I want to say: "in obeying you", but my tongue will blurt out: "in the pursuit of pleasure, my Lord".

"Stupid tongue", I think, "doesn't know when to keep quiet".

"Where did you earn your money from, and what did you spend it on?"

"through haram, and on haram", my tongue is bent upon destroying me.

The questioning will go on:

"Did you know the difference between haram and halal?
Did you try to learn what you did not know?
Did you try to guide those you were responsible for to the right path?
Did you practice what you preached?"

"I came to you hungry, and you did not feed me;
I came to you thirsty, and you did not give me a drink to quench my thirst;
I came to you needing clothes, and you had plenty in your wardrobe, which you did not even use, yet you did not give away what you had no need of."

And, I know Allah (SubHana Wa Ta`ala) does not need these things. He is referring to the times when people in need came to me, and I waved them away.

"I put you in a position of responsibility over others. Did you look after their needs, or did you exploit them? Did you cater to the spiritual needs of your wards, or did you turn their direction to the enjoyment of this world, away from answerability?"

And again I know what Allah is referring to.

Alas, it is too late. True answers will incriminate me. But even if my tongue were to side with me, even if it were to keep quiet, the loads of registers with my deeds are there to prove I am guilty.

Oh, to be spared this. If there were some way to repent, some way to bypass this exposure, and to join those who will enter Paradise without being questioned!

innal insaana lafee khusr
veriy, mankind is doomed

illal ladheena aamanu
except those who believe

wa amilus sualihaati
and do good deeds

wa tawassau bil Haqe
and preach the Truth

wa tawasau bis sabr.
and encourage each other in patience

outside, as I continue to look through the window, quiet reigns. The house is quiet, too. There is only the humming sound through my faulty hearing that is audible. It is peaceful, but will this peace be in my heart on the Day?
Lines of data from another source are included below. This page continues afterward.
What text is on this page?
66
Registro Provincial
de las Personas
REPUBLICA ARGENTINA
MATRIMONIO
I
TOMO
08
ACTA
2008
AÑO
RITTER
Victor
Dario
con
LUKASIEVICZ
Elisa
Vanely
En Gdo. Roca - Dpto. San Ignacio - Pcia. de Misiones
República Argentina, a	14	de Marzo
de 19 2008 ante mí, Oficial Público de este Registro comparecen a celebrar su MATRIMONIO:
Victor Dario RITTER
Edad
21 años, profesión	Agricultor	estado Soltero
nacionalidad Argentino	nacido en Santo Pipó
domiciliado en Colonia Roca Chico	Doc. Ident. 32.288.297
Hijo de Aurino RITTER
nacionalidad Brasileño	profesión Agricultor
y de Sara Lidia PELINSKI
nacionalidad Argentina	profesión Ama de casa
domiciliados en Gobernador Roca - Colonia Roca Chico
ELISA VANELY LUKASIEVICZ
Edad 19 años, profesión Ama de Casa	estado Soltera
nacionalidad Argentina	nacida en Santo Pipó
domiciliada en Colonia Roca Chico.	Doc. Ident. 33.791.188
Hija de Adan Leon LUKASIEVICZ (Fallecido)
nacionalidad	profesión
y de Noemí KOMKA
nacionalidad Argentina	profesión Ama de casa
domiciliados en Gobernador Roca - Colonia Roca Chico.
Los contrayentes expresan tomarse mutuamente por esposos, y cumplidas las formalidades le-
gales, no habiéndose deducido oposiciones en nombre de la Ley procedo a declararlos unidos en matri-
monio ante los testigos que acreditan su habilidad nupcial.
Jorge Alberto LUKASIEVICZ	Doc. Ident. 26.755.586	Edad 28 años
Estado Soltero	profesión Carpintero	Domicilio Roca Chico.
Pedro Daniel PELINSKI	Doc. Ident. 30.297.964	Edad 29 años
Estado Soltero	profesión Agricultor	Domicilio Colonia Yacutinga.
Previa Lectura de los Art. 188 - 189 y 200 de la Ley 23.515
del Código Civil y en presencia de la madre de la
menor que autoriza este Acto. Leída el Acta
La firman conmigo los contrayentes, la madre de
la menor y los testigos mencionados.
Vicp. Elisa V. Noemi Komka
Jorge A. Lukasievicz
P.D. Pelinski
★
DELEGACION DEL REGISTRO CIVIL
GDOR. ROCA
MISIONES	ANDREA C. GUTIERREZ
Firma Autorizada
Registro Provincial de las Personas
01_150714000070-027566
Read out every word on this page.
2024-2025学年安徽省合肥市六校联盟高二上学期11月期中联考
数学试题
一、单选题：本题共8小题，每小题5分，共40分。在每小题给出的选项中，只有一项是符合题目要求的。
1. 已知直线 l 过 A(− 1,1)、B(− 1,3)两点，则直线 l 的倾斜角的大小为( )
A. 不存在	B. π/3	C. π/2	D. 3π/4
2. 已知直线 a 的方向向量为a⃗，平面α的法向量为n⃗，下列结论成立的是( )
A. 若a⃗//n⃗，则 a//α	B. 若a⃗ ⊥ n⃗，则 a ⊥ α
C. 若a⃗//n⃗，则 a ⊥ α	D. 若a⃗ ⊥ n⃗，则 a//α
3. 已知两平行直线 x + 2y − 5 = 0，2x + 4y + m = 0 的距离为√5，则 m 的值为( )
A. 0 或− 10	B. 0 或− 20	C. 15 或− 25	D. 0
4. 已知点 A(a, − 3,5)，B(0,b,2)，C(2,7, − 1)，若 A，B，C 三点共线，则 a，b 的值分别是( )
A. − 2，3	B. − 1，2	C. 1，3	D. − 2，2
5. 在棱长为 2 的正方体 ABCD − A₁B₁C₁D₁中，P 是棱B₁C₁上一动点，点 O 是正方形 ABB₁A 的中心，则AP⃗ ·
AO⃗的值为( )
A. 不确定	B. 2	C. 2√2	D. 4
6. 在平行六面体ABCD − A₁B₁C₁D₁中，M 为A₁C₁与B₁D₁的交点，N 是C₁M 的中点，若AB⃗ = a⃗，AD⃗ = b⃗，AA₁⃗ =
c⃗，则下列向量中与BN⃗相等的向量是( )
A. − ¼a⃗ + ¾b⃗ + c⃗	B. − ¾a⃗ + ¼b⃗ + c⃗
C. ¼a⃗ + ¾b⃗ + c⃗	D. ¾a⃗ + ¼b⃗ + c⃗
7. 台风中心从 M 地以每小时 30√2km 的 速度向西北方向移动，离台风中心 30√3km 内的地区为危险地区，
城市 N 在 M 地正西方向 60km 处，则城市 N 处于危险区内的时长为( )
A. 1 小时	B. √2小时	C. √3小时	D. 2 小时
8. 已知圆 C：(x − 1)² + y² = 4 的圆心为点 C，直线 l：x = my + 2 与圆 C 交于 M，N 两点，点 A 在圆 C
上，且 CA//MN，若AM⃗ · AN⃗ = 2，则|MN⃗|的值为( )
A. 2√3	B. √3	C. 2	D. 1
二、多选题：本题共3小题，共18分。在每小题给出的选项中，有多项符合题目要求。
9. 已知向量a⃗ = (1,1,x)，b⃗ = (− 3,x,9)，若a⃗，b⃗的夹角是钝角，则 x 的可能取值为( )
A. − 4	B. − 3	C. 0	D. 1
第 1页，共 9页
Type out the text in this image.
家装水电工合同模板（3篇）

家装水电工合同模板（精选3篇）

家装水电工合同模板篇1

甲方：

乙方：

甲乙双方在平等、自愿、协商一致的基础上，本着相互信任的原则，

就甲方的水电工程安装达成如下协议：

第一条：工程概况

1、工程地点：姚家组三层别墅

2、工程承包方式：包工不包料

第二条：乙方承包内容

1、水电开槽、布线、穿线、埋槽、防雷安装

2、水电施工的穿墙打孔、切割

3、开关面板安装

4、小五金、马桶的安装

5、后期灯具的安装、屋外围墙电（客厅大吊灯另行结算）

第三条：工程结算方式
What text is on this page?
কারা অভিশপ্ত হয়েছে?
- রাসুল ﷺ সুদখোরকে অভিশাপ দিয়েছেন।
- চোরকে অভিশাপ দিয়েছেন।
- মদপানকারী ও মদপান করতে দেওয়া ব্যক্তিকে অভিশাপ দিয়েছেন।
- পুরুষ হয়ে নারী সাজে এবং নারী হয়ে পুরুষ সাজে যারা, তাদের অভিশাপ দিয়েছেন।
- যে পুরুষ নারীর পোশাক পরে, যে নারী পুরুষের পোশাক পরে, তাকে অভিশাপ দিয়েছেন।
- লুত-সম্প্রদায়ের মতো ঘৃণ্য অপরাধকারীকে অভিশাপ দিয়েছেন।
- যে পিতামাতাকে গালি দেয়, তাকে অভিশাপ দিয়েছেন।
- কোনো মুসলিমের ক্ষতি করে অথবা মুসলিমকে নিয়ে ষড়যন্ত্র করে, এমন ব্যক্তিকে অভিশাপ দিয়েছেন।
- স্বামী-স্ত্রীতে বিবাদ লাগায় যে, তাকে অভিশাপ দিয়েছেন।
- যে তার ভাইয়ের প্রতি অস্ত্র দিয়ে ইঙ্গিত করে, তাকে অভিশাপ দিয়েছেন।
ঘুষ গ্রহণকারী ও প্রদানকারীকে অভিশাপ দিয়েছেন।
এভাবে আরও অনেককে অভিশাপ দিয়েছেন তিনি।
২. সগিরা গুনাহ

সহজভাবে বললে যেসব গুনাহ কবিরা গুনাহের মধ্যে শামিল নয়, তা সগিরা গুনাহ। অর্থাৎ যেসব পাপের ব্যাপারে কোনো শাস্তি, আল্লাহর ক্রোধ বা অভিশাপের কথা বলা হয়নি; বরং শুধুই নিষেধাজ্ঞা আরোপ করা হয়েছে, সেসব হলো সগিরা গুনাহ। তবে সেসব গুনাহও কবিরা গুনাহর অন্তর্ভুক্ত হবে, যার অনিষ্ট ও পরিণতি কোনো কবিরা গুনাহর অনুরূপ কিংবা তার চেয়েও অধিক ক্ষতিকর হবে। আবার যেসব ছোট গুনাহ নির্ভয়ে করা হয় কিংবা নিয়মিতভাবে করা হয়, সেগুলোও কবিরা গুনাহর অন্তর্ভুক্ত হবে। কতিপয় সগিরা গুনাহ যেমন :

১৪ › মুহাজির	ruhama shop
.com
How can I ensure this peace? How can I ensure being in the shadow of Allah's throne on that day?

I wish I didn't have much to do with this world. I wish I could divorce this world. I wish I were surrounded by pious people, who recite the Quran, and explain it to me, and do dhikr, and whatever they do is halal, so they are away from haram; people with whom I have no chance of going astray; people who will go to Heaven without questionig, and with whom I can go too.